Let D denote the downset monad on the category Pre of preorders and suppose T is a submonad of D. Then T induces a notion of compactness suitable for any sup-lattice. The taking of compact elements forms one half of an adjunction between T-algebras and a natural subcategory of Sup. Restriction to an equivalence between a category of posets and a category of frames yeilds a stone-type duality. We will explore a family examples in detail which permits a nice description of the resulting categories of posets and frames.

This is joint work with Pieter Hofstra and Dion Coumans and based on a paper of Olivia Caramello ("A topos-theoretic approach to Stone-type dualities" available on the arxive).

(29) Flavien Breuvart (ENS Cachan, France)

"Lambda Calculus with Test, full abstraction in D"

(slides here)

The full abstraction of the lambda calculus (or equivalently H*) into D has been proven by Wadsworth in 1976, but the proof itself was quite technical and syntactic and no fundamentally different proof has been found since then.

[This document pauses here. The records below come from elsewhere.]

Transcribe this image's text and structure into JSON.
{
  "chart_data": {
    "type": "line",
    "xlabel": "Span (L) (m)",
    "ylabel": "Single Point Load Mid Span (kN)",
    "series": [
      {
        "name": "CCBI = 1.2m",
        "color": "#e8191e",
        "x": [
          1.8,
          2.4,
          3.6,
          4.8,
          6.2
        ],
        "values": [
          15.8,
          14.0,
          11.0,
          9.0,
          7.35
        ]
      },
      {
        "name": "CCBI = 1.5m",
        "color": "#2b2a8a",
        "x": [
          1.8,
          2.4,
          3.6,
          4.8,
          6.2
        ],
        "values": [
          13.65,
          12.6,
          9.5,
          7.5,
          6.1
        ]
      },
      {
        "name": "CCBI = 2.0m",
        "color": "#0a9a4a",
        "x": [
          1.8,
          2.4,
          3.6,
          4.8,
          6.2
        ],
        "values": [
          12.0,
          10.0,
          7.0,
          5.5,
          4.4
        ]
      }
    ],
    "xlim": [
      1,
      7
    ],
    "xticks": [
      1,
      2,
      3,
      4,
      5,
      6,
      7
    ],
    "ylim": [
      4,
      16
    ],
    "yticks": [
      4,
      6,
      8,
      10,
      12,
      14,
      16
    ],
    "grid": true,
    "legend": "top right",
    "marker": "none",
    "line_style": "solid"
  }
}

The main point of this talk is to furnish a more semantic proof of this result with a totally new method that consists of extending a calculus with operations that conserve the same operational equivalence (on its restriction) but where we can observe the definability of D.
(30) Etienne Duchesne (Marseille, France)

"Geometry of interaction and uniformity"

(slides here)

We present a denotational semantics based on the geometry of interaction. We are particularly interested in the notion of uniformity which allows to handle exponentials; we define it by means of group invariance as in the orbital games of Melliès. Time permitting, an interpretation of polymorphism and the construction of a category of orthognality for MLL will be brefly presented, and we will discuss its extension to other fragments of linear logic.